Two student art exhibits opened on Nov. 20 in the Neidorff Art Gallery following the opening reception that evening.

One exhibit, titled “Woven from Fragments,” features the work of seniors Megan Brown, Stephen Sedia, Jacqueline Golden and Sara Longridge, presenting collage and multimedia work from the students.

“‘Woven from Fragments’ centers on process-driven artwork and features multiple collage and collaborative pieces; the show itself is something of a collage.
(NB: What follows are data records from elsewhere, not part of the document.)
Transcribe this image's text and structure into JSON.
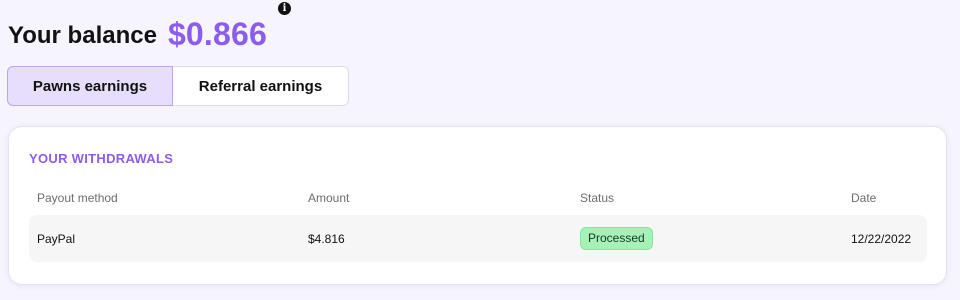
{
  "balance": {
    "label": "Your balance",
    "value": "$0.866",
    "info_icon": "info-icon"
  },
  "tabs": [
    {
      "label": "Pawns earnings",
      "active": true
    },
    {
      "label": "Referral earnings",
      "active": false
    }
  ],
  "withdrawals": {
    "title": "YOUR WITHDRAWALS",
    "columns": [
      "Payout method",
      "Amount",
      "Status",
      "Date"
    ],
    "rows": [
      {
        "method": "PayPal",
        "amount": "$4.816",
        "status": "Processed",
        "date": "12/22/2022"
      }
    ]
  },
  "colors": {
    "accent": "#8a5cf0",
    "active_tab_bg": "#e7defb",
    "status_processed": "#a6f1b8",
    "page_bg": "#f6f4fd"
  }
}
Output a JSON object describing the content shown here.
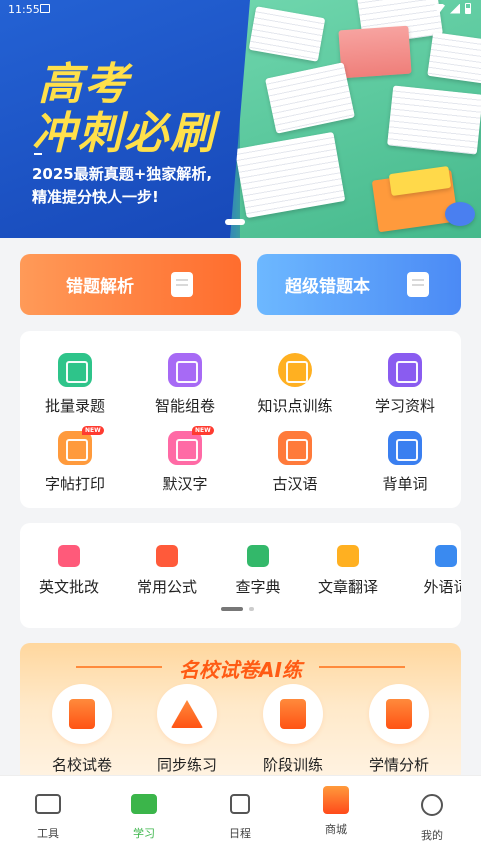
{
  "status_bar": {
    "time": "11:55"
  },
  "banner": {
    "title_line1": "高考",
    "title_line2": "冲刺必刷",
    "subtitle_line1": "2025最新真题+独家解析,",
    "subtitle_line2": "精准提分快人一步!"
  },
  "features": [
    {
      "label": "错题解析",
      "color": "#ff6d2e",
      "icon": "edit-doc-icon"
    },
    {
      "label": "超级错题本",
      "color": "#4b8af5",
      "icon": "notebook-icon"
    }
  ],
  "grid": [
    {
      "label": "批量录题",
      "color": "#2ec48a",
      "icon": "batch-icon",
      "badge": ""
    },
    {
      "label": "智能组卷",
      "color": "#a76af5",
      "icon": "paper-icon",
      "badge": ""
    },
    {
      "label": "知识点训练",
      "color": "#ffb021",
      "icon": "target-icon",
      "badge": ""
    },
    {
      "label": "学习资料",
      "color": "#8a5cf0",
      "icon": "book-icon",
      "badge": ""
    },
    {
      "label": "字帖打印",
      "color": "#ff9a3c",
      "icon": "print-icon",
      "badge": "NEW"
    },
    {
      "label": "默汉字",
      "color": "#ff6aa5",
      "icon": "char-icon",
      "badge": "NEW"
    },
    {
      "label": "古汉语",
      "color": "#ff7a3a",
      "icon": "ancient-icon",
      "badge": ""
    },
    {
      "label": "背单词",
      "color": "#3a7ff0",
      "icon": "word-icon",
      "badge": ""
    }
  ],
  "tools": [
    {
      "label": "英文批改",
      "color": "#ff5a7a",
      "icon": "correct-icon"
    },
    {
      "label": "常用公式",
      "color": "#ff5a3a",
      "icon": "formula-icon"
    },
    {
      "label": "查字典",
      "color": "#33b86a",
      "icon": "dictionary-icon"
    },
    {
      "label": "文章翻译",
      "color": "#ffb021",
      "icon": "translate-icon"
    },
    {
      "label": "外语词",
      "color": "#3a8af0",
      "icon": "foreign-icon"
    }
  ],
  "exam": {
    "title": "名校试卷AI练",
    "items": [
      {
        "label": "名校试卷",
        "icon": "scroll-icon"
      },
      {
        "label": "同步练习",
        "icon": "triangle-icon"
      },
      {
        "label": "阶段训练",
        "icon": "stage-icon"
      },
      {
        "label": "学情分析",
        "icon": "chart-doc-icon"
      }
    ]
  },
  "nav": [
    {
      "label": "工具",
      "icon": "toolbox-icon",
      "active": false
    },
    {
      "label": "学习",
      "icon": "study-book-icon",
      "active": true
    },
    {
      "label": "日程",
      "icon": "calendar-icon",
      "active": false
    },
    {
      "label": "商城",
      "icon": "shop-bag-icon",
      "active": false
    },
    {
      "label": "我的",
      "icon": "profile-icon",
      "active": false
    }
  ]
}
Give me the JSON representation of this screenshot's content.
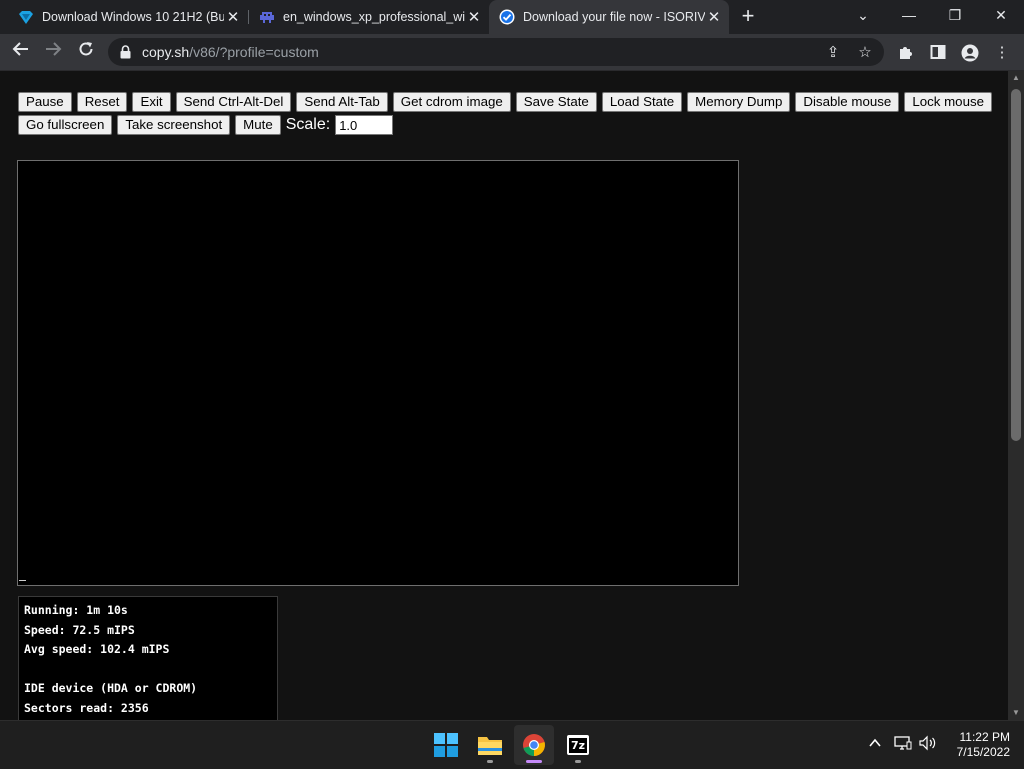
{
  "tabs": [
    {
      "title": "Download Windows 10 21H2 (Bu",
      "favicon": "diamond-blue-icon"
    },
    {
      "title": "en_windows_xp_professional_with",
      "favicon": "space-invader-icon"
    },
    {
      "title": "Download your file now - ISORIV",
      "favicon": "check-circle-icon"
    }
  ],
  "address_bar": {
    "host": "copy.sh",
    "path": "/v86/?profile=custom"
  },
  "controls": {
    "row1": [
      "Pause",
      "Reset",
      "Exit",
      "Send Ctrl-Alt-Del",
      "Send Alt-Tab",
      "Get cdrom image",
      "Save State",
      "Load State",
      "Memory Dump",
      "Disable mouse",
      "Lock mouse"
    ],
    "row2": [
      "Go fullscreen",
      "Take screenshot",
      "Mute"
    ],
    "scale_label": "Scale:",
    "scale_value": "1.0"
  },
  "stats": {
    "running": "Running: 1m 10s",
    "speed": "Speed: 72.5 mIPS",
    "avg_speed": "Avg speed: 102.4 mIPS",
    "ide_header": "IDE device (HDA or CDROM)",
    "sectors_read": "Sectors read: 2356"
  },
  "taskbar": {
    "apps": [
      "windows-start-icon",
      "file-explorer-icon",
      "chrome-icon",
      "7zip-icon"
    ],
    "clock_time": "11:22 PM",
    "clock_date": "7/15/2022",
    "seven_zip_label": "7z"
  },
  "colors": {
    "tab_bg": "#202124",
    "toolbar_bg": "#35363a",
    "page_bg": "#121212",
    "active_indicator": "#c58af9"
  }
}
It includes pieces from multiple artists and media all woven together,” Longridge said.

The artwork of this exhibit addresses relationships over time, whether they are among humans or between humans and nature.
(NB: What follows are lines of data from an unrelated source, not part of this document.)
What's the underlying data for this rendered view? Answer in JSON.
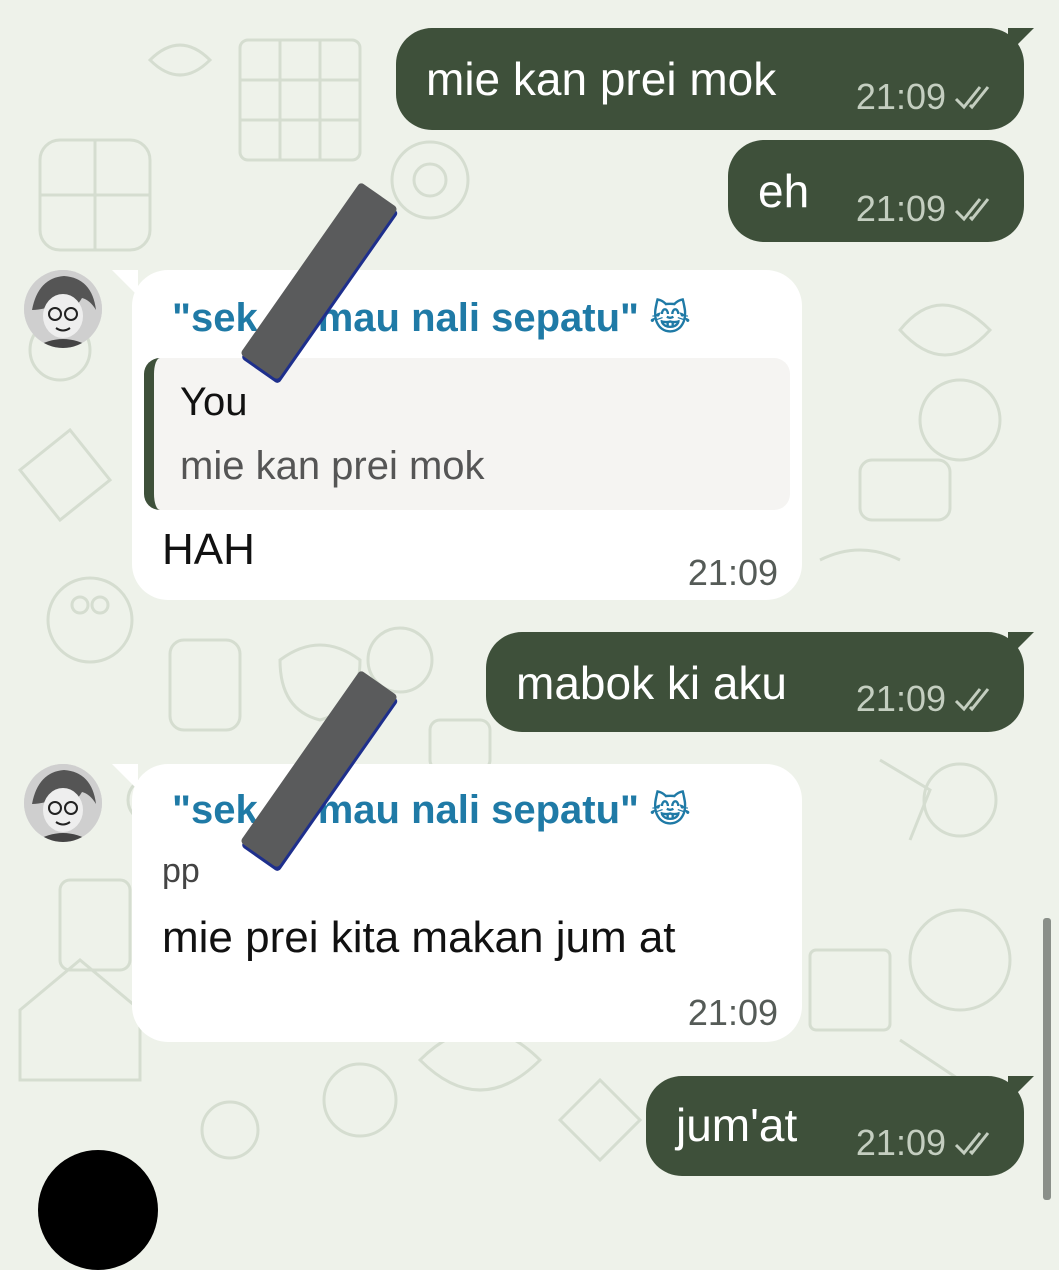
{
  "colors": {
    "outgoing_bubble": "#3e503a",
    "incoming_bubble": "#ffffff",
    "sender_name": "#1f7aa6",
    "wallpaper": "#eef2ea"
  },
  "messages": {
    "m1": {
      "text": "mie kan prei mok",
      "time": "21:09",
      "status_icon": "double-check-icon"
    },
    "m2": {
      "text": "eh",
      "time": "21:09",
      "status_icon": "double-check-icon"
    },
    "m3": {
      "sender_prefix": "\"sek",
      "sender_suffix": "mau nali sepatu\"",
      "sender_emoji": "😹",
      "quote_author": "You",
      "quote_text": "mie kan prei mok",
      "text": "HAH",
      "time": "21:09"
    },
    "m4": {
      "text": "mabok ki aku",
      "time": "21:09",
      "status_icon": "double-check-icon"
    },
    "m5": {
      "sender_prefix": "\"sek",
      "sender_suffix": "mau nali sepatu\"",
      "sender_emoji": "😹",
      "pushname": "pp",
      "text": "mie prei kita makan jum at",
      "time": "21:09"
    },
    "m6": {
      "text": "jum'at",
      "time": "21:09",
      "status_icon": "double-check-icon"
    }
  }
}
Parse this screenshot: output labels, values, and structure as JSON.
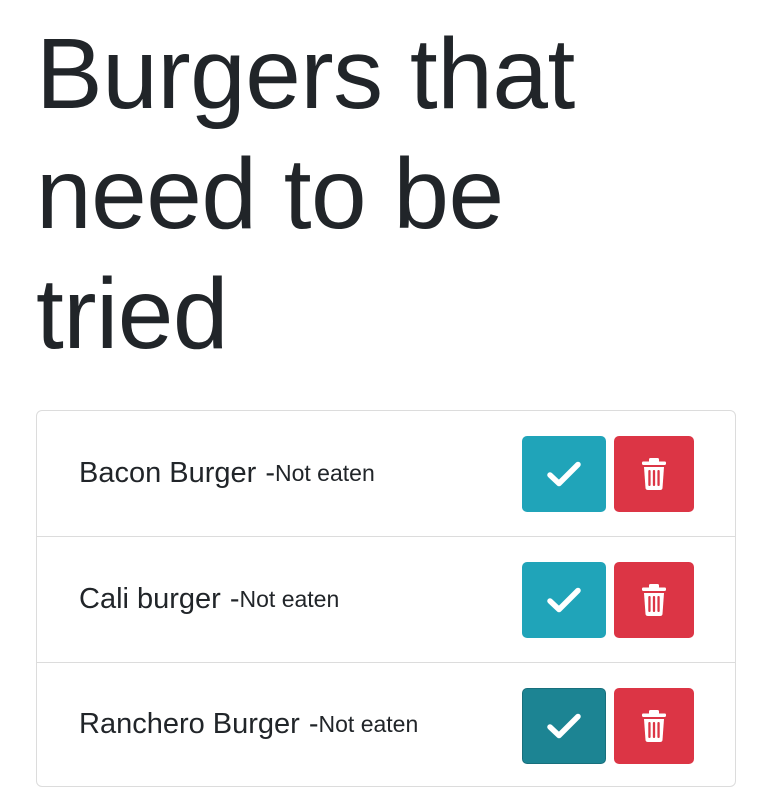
{
  "page": {
    "title": "Burgers that need to be tried"
  },
  "burgers": [
    {
      "name": "Bacon Burger",
      "separator": "-",
      "status": "Not eaten",
      "eat_icon": "check-icon",
      "delete_icon": "trash-icon"
    },
    {
      "name": "Cali burger",
      "separator": "-",
      "status": "Not eaten",
      "eat_icon": "check-icon",
      "delete_icon": "trash-icon"
    },
    {
      "name": "Ranchero Burger",
      "separator": "-",
      "status": "Not eaten",
      "eat_icon": "check-icon",
      "delete_icon": "trash-icon"
    }
  ],
  "colors": {
    "eat_button": "#20a4b9",
    "eat_button_active": "#1c8493",
    "delete_button": "#dc3545",
    "text": "#212529"
  }
}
On her artwork titled “Pelmanism,” Longridge says that “the 18 individual collage pieces that make up ‘Pelmanism’ represent a faulty system of interaction between man-made structures and natural ones, and, for me, they serve as a reminder that there are gaps in our understanding of the world we live in and how we must continue to fill them.”

The other exhibit featured in the gallery is “Overlooked, Hidden, Unseen,” which includes the artwork of seniors Hillary Dohoney, Carina Hiscock and Alejandra Trigoso. These pieces are about investigating artwork on a small scale.
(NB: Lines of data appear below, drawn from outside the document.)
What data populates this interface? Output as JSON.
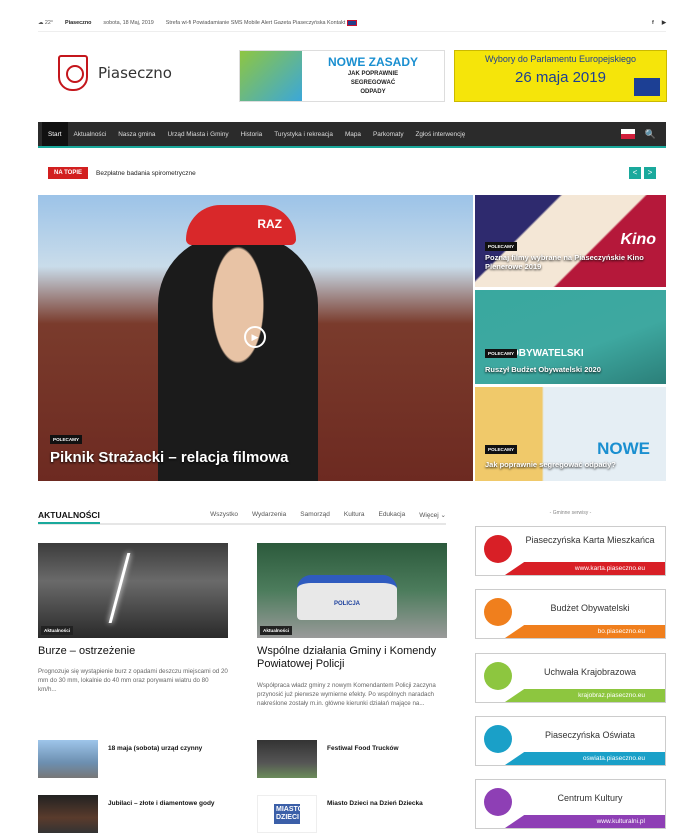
{
  "topbar": {
    "weather": "☁ 22°",
    "city": "Piaseczno",
    "date": "sobota, 18 Maj, 2019",
    "links": [
      "Strefa wi-fi",
      "Powiadamianie SMS",
      "Mobile Alert",
      "Gazeta Piaseczyńska",
      "Kontakt"
    ],
    "social": [
      "f",
      "▶"
    ]
  },
  "logo": {
    "text": "Piaseczno"
  },
  "banner1": {
    "title": "NOWE ZASADY",
    "line1": "JAK POPRAWNIE",
    "line2": "SEGREGOWAĆ",
    "line3": "ODPADY"
  },
  "banner2": {
    "title": "Wybory do Parlamentu Europejskiego",
    "date": "26 maja 2019"
  },
  "nav": {
    "items": [
      "Start",
      "Aktualności",
      "Nasza gmina",
      "Urząd Miasta i Gminy",
      "Historia",
      "Turystyka i rekreacja",
      "Mapa",
      "Parkomaty",
      "Zgłoś interwencję"
    ],
    "search": "🔍"
  },
  "ticker": {
    "badge": "NA TOPIE",
    "text": "Bezpłatne badania spirometryczne",
    "prev": "<",
    "next": ">"
  },
  "hero": {
    "cap_text": "RAZ",
    "tag": "POLECAMY",
    "title": "Piknik Strażacki – relacja filmowa"
  },
  "side": [
    {
      "tag": "POLECAMY",
      "title": "Poznaj filmy wybrane na Piaseczyńskie Kino Plenerowe 2019",
      "color": "#b5183a",
      "art_text": "Kino"
    },
    {
      "tag": "POLECAMY",
      "title": "Ruszył Budżet Obywatelski 2020",
      "color": "#3ea8a0",
      "art_text": "OBYWATELSKI"
    },
    {
      "tag": "POLECAMY",
      "title": "Jak poprawnie segregować odpady?",
      "color": "#e5eef4",
      "art_text": "NOWE"
    }
  ],
  "news": {
    "heading": "AKTUALNOŚCI",
    "tabs": [
      "Wszystko",
      "Wydarzenia",
      "Samorząd",
      "Kultura",
      "Edukacja",
      "Więcej ⌄"
    ],
    "cards": [
      {
        "tag": "Aktualności",
        "title": "Burze – ostrzeżenie",
        "text": "Prognozuje się wystąpienie burz z opadami deszczu miejscami od 20 mm do 30 mm, lokalnie do 40 mm oraz porywami wiatru do 80 km/h..."
      },
      {
        "tag": "Aktualności",
        "title": "Wspólne działania Gminy i Komendy Powiatowej Policji",
        "text": "Współpraca władz gminy z nowym Komendantem Policji zaczyna przynosić już pierwsze wymierne efekty. Po wspólnych naradach nakreślone zostały m.in. główne kierunki działań mające na..."
      }
    ],
    "small": [
      {
        "title": "18 maja (sobota) urząd czynny"
      },
      {
        "title": "Festiwal Food Trucków"
      },
      {
        "title": "Jubilaci – złote i diamentowe gody"
      },
      {
        "title": "Miasto Dzieci na Dzień Dziecka"
      }
    ],
    "police_text": "POLICJA",
    "miasto_text": "MIASTO DZIECI"
  },
  "services": {
    "label": "- Gminne serwisy -",
    "items": [
      {
        "name": "Piaseczyńska Karta Mieszkańca",
        "url": "www.karta.piaseczno.eu",
        "color": "#d81f26"
      },
      {
        "name": "Budżet Obywatelski",
        "url": "bo.piaseczno.eu",
        "color": "#f07f1d"
      },
      {
        "name": "Uchwała Krajobrazowa",
        "url": "krajobraz.piaseczno.eu",
        "color": "#8dc63f"
      },
      {
        "name": "Piaseczyńska Oświata",
        "url": "oswiata.piaseczno.eu",
        "color": "#1aa0c8"
      },
      {
        "name": "Centrum Kultury",
        "url": "www.kulturalni.pl",
        "color": "#8e3fb5"
      }
    ]
  }
}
“‘Overlooked, Hidden, Unseen’ is about appreciating unappreciated objects and creatures found in the human and natural world. It’s meant to be an engaging viewing experience that requires the audience to pay close attention to the works rather than doing a routine glance-and-pass,” Trigoso said.

Senior Hillary Dohoney further explains the meaning behind the artwork.

“The works are often small, tucked away or subtle. Rendering the art in this unconventional way compels the viewer to take the time to notice and appreciate the very things that are so often ignored,” Dohoney said.

Jessica Halonen, associate professor of art and art history, commented on the collaboration between students in creating two art exhibits for one space in the gallery.

“Although the process of making art can be a solitary one, collaboration and being a team player is an important part of the contemporary art world,” Halonen said. “By including multiple students in a group exhibition and/or dividing the space into two exhibitions, students learn to work together to produce a professional quality exhibition.”

Both exhibits will remain in the art gallery until 5 p.m. tomorrow, Dec. 6.